CONCLUSIÓN

Asistimos a la muerte de la República romana. Durante quinientos años la hemos visto dominar la Italia y la región mediterránea y precipitarse a su ruina, no bajo el rudo golpe de derrotas de los bárbaros, sino por el vicio interior de su decadencia política y moral, religiosa y literaria, para dejar el campo a la nueva monarquía. En este mundo romano, tal como César lo encontró, sobrevivían aún muchas cosas veneradas, leyes de los siglos pasados, infinito cúmulo de grandezas y esplendores; pero casi no había alma, y menos aún gusto, y solo se pensaba en los goces de la vida. Este mundo era verdaderamente viejo, y no pudo rejuvenecerlo el genio patriótico de César; y tampoco apareció la aurora hasta que la negra noche hubo invadido por entero con sus sombras aquel inmenso organismo. Con César, sin embargo, los pueblos litorales del Mediterráneo, azotados durante tanto tiempo por los huracanes del Sur, podían esperar una tarde más serena.
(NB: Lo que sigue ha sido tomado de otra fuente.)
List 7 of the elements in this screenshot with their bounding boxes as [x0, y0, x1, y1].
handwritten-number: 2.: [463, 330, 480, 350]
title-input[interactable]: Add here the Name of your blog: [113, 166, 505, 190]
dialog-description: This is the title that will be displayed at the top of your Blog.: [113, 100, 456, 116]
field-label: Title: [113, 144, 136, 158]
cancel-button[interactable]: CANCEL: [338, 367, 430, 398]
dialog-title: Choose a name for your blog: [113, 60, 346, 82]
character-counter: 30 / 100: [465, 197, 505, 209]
Del mismo modo, al salir de las largas tinieblas de la historia, brillará la nueva era de los pueblos: rompiendo sus ligaduras, jóvenes naciones se dirigirán a realizar un fin nuevo y más alto, y entre ellas encontraremos más de una en la que habrán germinado las semillas arrojadas por César y que le serán deudoras de su individualidad.